Wai-yee Li is a professor of Chinese literature at Harvard University. Her first book, Enchantment and Disenchantment: Love and Illusion in Chinese Literature (Princeton University Press, 1993), traces the discourse on desire and its myriad transformations in the Chinese literary tradition. She is also the author of The Readability of the Past in Early Chinese Historiography (Harvard University Asia Center, forthcoming), which investigates the ordering impulse of Chinese culture in understanding the past, especially in connection with conceptions of rhetoric, exegesis, and interpretation of early China.
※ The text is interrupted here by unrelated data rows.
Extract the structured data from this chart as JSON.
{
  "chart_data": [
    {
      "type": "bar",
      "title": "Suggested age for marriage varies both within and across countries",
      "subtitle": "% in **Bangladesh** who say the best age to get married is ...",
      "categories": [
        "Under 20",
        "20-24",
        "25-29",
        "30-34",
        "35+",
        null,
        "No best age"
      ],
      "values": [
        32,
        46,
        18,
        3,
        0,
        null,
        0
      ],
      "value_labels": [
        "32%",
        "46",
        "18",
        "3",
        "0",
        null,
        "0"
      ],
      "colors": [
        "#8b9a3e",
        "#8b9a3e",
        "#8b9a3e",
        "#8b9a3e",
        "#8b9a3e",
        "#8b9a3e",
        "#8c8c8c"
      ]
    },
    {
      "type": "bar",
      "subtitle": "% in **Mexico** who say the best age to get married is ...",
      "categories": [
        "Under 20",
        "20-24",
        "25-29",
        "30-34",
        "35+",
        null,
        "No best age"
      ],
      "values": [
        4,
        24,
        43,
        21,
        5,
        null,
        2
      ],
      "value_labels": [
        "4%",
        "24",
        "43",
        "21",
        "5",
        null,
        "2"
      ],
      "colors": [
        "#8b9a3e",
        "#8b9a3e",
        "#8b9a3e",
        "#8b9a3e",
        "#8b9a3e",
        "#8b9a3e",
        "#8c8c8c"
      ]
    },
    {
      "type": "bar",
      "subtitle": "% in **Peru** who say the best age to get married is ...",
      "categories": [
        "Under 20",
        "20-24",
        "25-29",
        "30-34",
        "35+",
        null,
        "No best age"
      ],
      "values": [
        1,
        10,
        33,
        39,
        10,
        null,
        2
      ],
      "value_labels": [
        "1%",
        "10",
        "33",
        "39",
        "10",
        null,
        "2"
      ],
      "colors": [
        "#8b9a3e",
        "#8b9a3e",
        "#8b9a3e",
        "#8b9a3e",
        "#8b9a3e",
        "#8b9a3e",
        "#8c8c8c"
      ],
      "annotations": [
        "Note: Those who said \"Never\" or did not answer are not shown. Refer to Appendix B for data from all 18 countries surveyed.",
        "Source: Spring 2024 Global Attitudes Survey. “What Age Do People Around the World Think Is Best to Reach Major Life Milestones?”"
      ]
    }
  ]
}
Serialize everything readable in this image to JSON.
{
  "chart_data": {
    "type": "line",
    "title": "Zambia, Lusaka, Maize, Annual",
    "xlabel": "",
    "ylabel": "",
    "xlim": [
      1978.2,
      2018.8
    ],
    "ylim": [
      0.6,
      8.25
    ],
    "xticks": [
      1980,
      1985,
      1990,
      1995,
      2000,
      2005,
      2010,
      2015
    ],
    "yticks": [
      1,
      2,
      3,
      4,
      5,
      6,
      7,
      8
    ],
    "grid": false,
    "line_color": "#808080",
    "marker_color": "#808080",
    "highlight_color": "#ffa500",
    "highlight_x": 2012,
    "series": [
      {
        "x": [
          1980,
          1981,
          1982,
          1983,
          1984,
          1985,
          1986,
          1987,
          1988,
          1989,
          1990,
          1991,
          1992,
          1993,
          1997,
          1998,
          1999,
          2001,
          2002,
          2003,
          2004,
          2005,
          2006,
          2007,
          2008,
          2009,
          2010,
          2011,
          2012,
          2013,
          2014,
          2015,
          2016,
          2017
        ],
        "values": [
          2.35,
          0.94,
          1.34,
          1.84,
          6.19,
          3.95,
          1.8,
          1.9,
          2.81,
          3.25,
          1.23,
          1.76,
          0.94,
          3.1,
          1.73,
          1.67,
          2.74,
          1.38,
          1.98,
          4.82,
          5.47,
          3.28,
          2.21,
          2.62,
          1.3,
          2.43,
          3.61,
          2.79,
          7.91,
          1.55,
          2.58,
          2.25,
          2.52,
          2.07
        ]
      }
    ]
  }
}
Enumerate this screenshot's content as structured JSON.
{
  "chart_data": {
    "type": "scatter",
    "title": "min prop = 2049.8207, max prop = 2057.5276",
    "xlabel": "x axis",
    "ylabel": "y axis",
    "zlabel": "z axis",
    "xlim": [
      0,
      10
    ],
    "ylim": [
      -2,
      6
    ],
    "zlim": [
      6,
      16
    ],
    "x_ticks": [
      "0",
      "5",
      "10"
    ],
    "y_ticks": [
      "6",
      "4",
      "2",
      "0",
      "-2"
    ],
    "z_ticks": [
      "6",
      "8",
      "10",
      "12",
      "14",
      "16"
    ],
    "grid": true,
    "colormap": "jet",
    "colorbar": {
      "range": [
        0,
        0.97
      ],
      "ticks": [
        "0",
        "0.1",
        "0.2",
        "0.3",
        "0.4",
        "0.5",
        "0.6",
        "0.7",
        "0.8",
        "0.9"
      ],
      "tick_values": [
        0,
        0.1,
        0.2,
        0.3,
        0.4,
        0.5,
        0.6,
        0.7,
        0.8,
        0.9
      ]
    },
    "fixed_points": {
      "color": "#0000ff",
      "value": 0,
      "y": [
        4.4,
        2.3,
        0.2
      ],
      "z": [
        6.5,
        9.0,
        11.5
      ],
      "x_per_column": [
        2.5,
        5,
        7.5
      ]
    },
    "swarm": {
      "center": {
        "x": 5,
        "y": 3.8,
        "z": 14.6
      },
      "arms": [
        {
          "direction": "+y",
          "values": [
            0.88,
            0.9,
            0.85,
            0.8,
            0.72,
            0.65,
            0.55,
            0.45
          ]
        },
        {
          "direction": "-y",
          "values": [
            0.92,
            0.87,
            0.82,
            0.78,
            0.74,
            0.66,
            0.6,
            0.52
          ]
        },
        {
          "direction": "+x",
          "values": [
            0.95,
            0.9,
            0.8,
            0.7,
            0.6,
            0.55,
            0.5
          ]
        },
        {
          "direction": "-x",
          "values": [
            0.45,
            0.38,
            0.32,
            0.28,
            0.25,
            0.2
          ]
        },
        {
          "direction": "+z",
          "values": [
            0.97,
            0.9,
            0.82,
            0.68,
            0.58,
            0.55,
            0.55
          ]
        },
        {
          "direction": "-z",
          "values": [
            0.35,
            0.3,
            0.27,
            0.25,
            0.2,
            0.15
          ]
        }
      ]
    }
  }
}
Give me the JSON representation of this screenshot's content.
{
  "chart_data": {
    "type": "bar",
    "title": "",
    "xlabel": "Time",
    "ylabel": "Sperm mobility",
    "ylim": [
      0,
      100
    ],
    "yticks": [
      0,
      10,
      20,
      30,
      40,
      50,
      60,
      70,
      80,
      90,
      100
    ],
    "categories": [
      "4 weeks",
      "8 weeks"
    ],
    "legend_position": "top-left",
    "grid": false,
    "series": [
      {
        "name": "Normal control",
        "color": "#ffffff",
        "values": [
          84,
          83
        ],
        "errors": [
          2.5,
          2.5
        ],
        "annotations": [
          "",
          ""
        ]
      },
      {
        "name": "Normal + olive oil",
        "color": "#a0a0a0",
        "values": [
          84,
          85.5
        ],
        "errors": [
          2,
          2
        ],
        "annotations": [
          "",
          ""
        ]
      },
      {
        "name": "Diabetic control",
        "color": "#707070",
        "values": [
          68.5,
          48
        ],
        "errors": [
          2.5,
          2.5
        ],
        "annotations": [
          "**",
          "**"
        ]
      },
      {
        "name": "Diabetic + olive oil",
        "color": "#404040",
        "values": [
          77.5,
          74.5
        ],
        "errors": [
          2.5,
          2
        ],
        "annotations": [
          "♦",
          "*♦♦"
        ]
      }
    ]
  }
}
During her Radcliffe fellowship, Li will write a book about the relationship between the fall of the Ming dynasty and literary representation in seventeenth-century China. Using the traumatic transition from the Ming (1368–1644) to Qing (1644–1911) dynasties as the divide, she will examine aspects of late-Ming literary, aesthetic, and cultural sensibility and their representation, continuation, and transformation in early-Qing writings. She will also juxtapose cultural self-perception and self-definition before and after the fall of the Ming dynasty in various discourses (on things, on women, on the self, and on history), while noting shifts and differences within the conventional period designations of “late-Ming” and “early-Qing.”

Li earned her BA from the University of Hong Kong and a PhD from Princeton University, where she taught before coming to Harvard University. She was a junior fellow at the Harvard Society of Fellows, and received a senior scholar research grant from the Chiang Ching-kuo Foundation for International Scholarly Exchange.